Tanıdığım devran gittmiş yerine bambaşka bir gelmişti.
O eski güler yüzünde eser yoktu."Hoşbuldum devran nasılsın." dedim
Nasıl olduğunu merak ediyordum. onların kötü olmalarını istemiyordum. Söylediğim sorudan Ne kadar korksamda söylemeden edememiştim.Devran tam ağzını açıp birşeyler söyliyecekti ki, yukarda bizi izleyen zelal hanım iğneliyici sesiyle konuştu
"Berçem ne dikiliyorsun orda kahvaltı hazırmı devran işe gidecek şimdi."
dedi başımı olumlu anlamda salayıp mutfağa koştum gözümdeki yaşları silerek mutfaktan eksikleri alıp masaya gittim. Herkes masadaki yerini almış oturuyorlardı. Ama baran ve zilan yoktu. Herkesin çayını doldurup bir sandalyeye oturdum. Herkes kahvaltısını yaparken masadaki tek ses çatal sesiydi.
Devran kahvaltısını bittirip ayaklanınca reşit ağanın sesiyle durdu.
"Devran baran nerde dün gecede eve gelmemiş söyle şuna akşam eve gelsin onun artık karısı var. bir daha böyle birşey istemiyorum.

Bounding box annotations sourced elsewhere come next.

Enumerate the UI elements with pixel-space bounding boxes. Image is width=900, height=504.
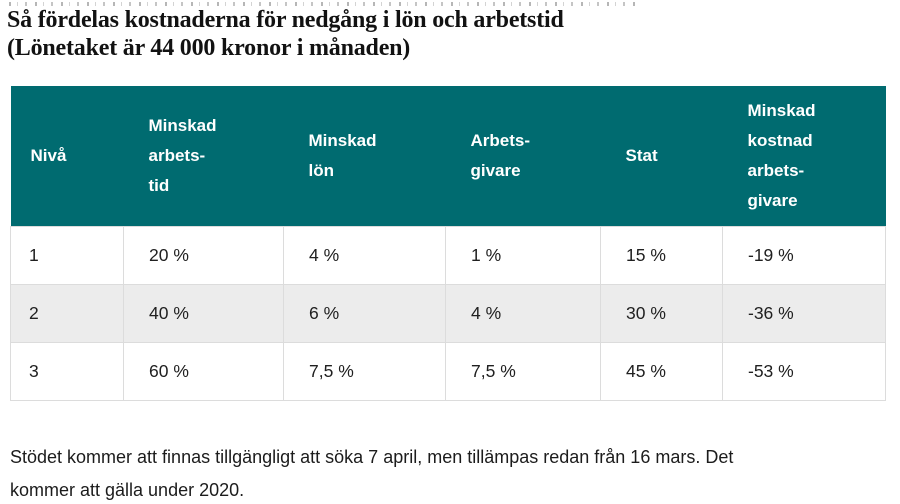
table-cell: 15 %: [600, 225, 723, 285]
table-cell: 45 %: [600, 341, 723, 401]
table-cell: 3: [10, 341, 124, 401]
table-cell: -53 %: [722, 341, 886, 401]
title-line-2: (Lönetaket är 44 000 kronor i månaden): [7, 35, 411, 61]
table-cell: -19 %: [722, 225, 886, 285]
table-cell: 4 %: [283, 225, 446, 285]
column-header-niva: Nivå: [10, 86, 124, 226]
table-cell: 60 %: [123, 341, 284, 401]
column-header-stat: Stat: [600, 86, 723, 226]
table-header-row: Nivå Minskad arbets- tid Minskad lön Arb…: [10, 86, 886, 226]
column-header-minskad-arbetstid: Minskad arbets- tid: [123, 86, 284, 226]
table-cell: 1 %: [445, 225, 601, 285]
column-header-arbetsgivare: Arbets- givare: [445, 86, 601, 226]
footnote-line-1: Stödet kommer att finnas tillgängligt at…: [10, 447, 734, 467]
column-header-minskad-kostnad-arbetsgivare: Minskad kostnad arbets- givare: [722, 86, 886, 226]
table-cell: 7,5 %: [445, 341, 601, 401]
table-title: Så fördelas kostnaderna för nedgång i lö…: [7, 6, 564, 62]
table-row: 3 60 % 7,5 % 7,5 % 45 % -53 %: [10, 341, 886, 401]
table-cell: 2: [10, 283, 124, 343]
table-cell: 20 %: [123, 225, 284, 285]
column-header-minskad-lon: Minskad lön: [283, 86, 446, 226]
table-cell: 7,5 %: [283, 341, 446, 401]
table-row: 2 40 % 6 % 4 % 30 % -36 %: [10, 283, 886, 343]
table-cell: 1: [10, 225, 124, 285]
table-cell: 4 %: [445, 283, 601, 343]
table-header: Nivå Minskad arbets- tid Minskad lön Arb…: [10, 86, 886, 226]
table-cell: 30 %: [600, 283, 723, 343]
table-row: 1 20 % 4 % 1 % 15 % -19 %: [10, 225, 886, 285]
footnote: Stödet kommer att finnas tillgängligt at…: [10, 441, 733, 504]
cut-off-text-remnant: [9, 2, 637, 6]
footnote-line-2: kommer att gälla under 2020.: [10, 480, 245, 500]
table-cell: -36 %: [722, 283, 886, 343]
cost-distribution-table: Nivå Minskad arbets- tid Minskad lön Arb…: [10, 86, 886, 401]
table-body: 1 20 % 4 % 1 % 15 % -19 % 2 40 % 6 % 4 % 30 % -36 %…: [10, 225, 886, 401]
table-cell: 40 %: [123, 283, 284, 343]
title-line-1: Så fördelas kostnaderna för nedgång i lö…: [7, 7, 564, 33]
table-cell: 6 %: [283, 283, 446, 343]
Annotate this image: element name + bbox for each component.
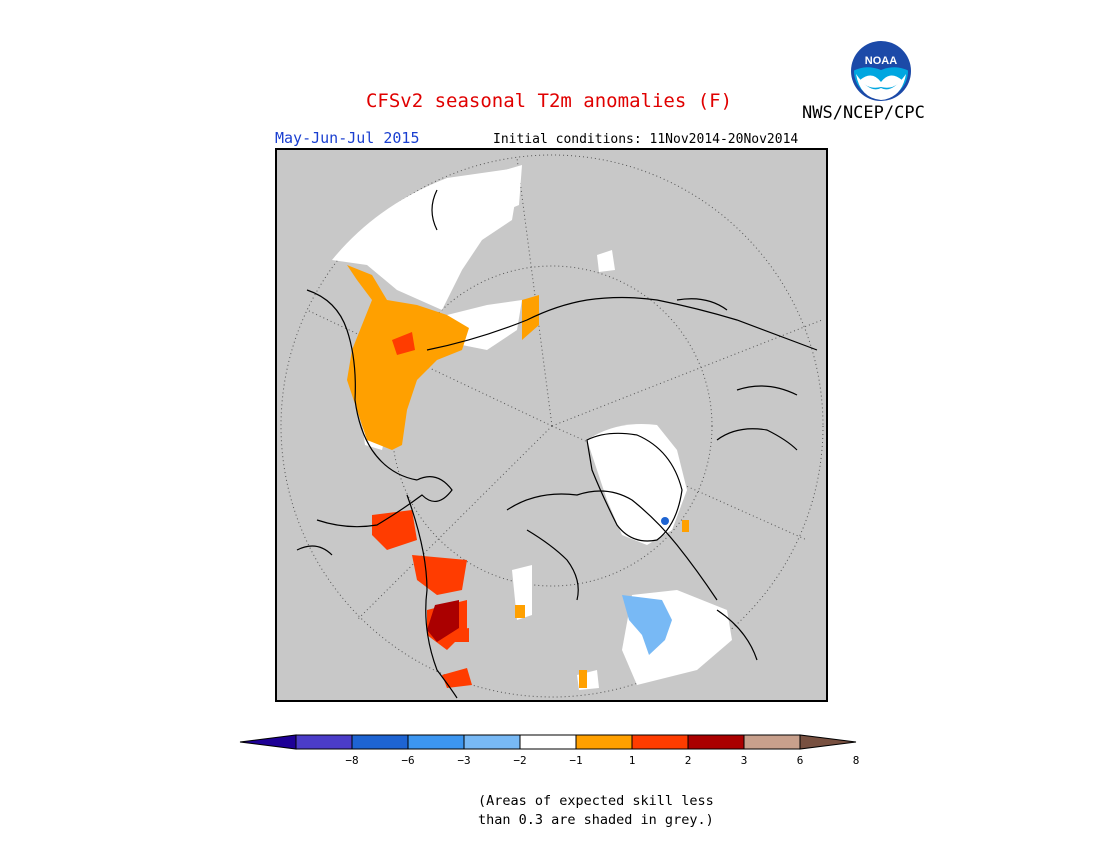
colorbar-segment xyxy=(743,734,801,750)
colorbar-segment xyxy=(295,734,353,750)
forecast-period: May-Jun-Jul 2015 xyxy=(275,129,420,147)
colorbar-tick-label: −3 xyxy=(457,754,471,767)
colorbar-tick-label: −2 xyxy=(513,754,527,767)
colorbar-arrow-high xyxy=(799,734,857,750)
colorbar-arrow-low xyxy=(239,734,297,750)
colorbar-segment xyxy=(463,734,521,750)
anomaly-minus-3-point xyxy=(661,517,669,525)
initial-conditions: Initial conditions: 11Nov2014-20Nov2014 xyxy=(493,132,799,147)
colorbar-tick-label: −1 xyxy=(569,754,583,767)
colorbar-segment xyxy=(631,734,689,750)
anomaly-minus-1-2 xyxy=(622,595,672,655)
colorbar xyxy=(238,733,862,773)
coastlines xyxy=(296,189,818,699)
colorbar-segment xyxy=(407,734,465,750)
skill-note-line2: than 0.3 are shaded in grey.) xyxy=(478,812,714,828)
agency-label: NWS/NCEP/CPC xyxy=(802,103,925,123)
colorbar-tick-label: 3 xyxy=(740,754,748,767)
colorbar-tick-label: 8 xyxy=(852,754,860,767)
colorbar-segment xyxy=(687,734,745,750)
chart-title: CFSv2 seasonal T2m anomalies (F) xyxy=(365,90,733,112)
anomaly-plus-3-6 xyxy=(427,600,459,642)
noaa-logo-text: NOAA xyxy=(865,55,897,67)
colorbar-segment xyxy=(575,734,633,750)
skill-note-line1: (Areas of expected skill less xyxy=(478,793,714,809)
colorbar-segment xyxy=(351,734,409,750)
colorbar-tick-label: −6 xyxy=(401,754,415,767)
skill-note: (Areas of expected skill less than 0.3 a… xyxy=(478,792,714,830)
noaa-logo: NOAA xyxy=(850,40,912,102)
colorbar-tick-label: 1 xyxy=(628,754,636,767)
map-graticule xyxy=(280,154,824,698)
colorbar-tick-label: 2 xyxy=(684,754,692,767)
colorbar-tick-label: −8 xyxy=(345,754,359,767)
colorbar-segment xyxy=(519,734,577,750)
anomaly-map xyxy=(275,148,828,702)
colorbar-tick-label: 6 xyxy=(796,754,804,767)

Deyince zelal hanım tükürür gibi bakıyordu. reşit ağanın sesi net ve soğuk çıkmıştı.
Devran başını 'tamam' anlamında salayıp gidince reşit ağayla zelal hanım salona geçti.
Bende fatma ablanın yardımıyla masayı toparlayıp mutfağa geçtim mutfağa girince sekizli yaşlarda bir erkek çoçuğu oturmuş önündeki deftere birşeyler çiziyordu. Beni fark edince başını kaldırıp bana baktı. O kadar tatlıydıki kapkara gözleriyle beni izliyordu yanına gidip baktığımda defterine resim çiziyordu."Sen kimsin." diyince saçını okşayıp onun hizasına eğilerek cevap verdim
"Berçem senin adın ne bakalım" diyince şaşırmış gibi bakıyordu.
"Harun. Sen artık burdamı kalacaksın"deyince tebesum ettim sadece.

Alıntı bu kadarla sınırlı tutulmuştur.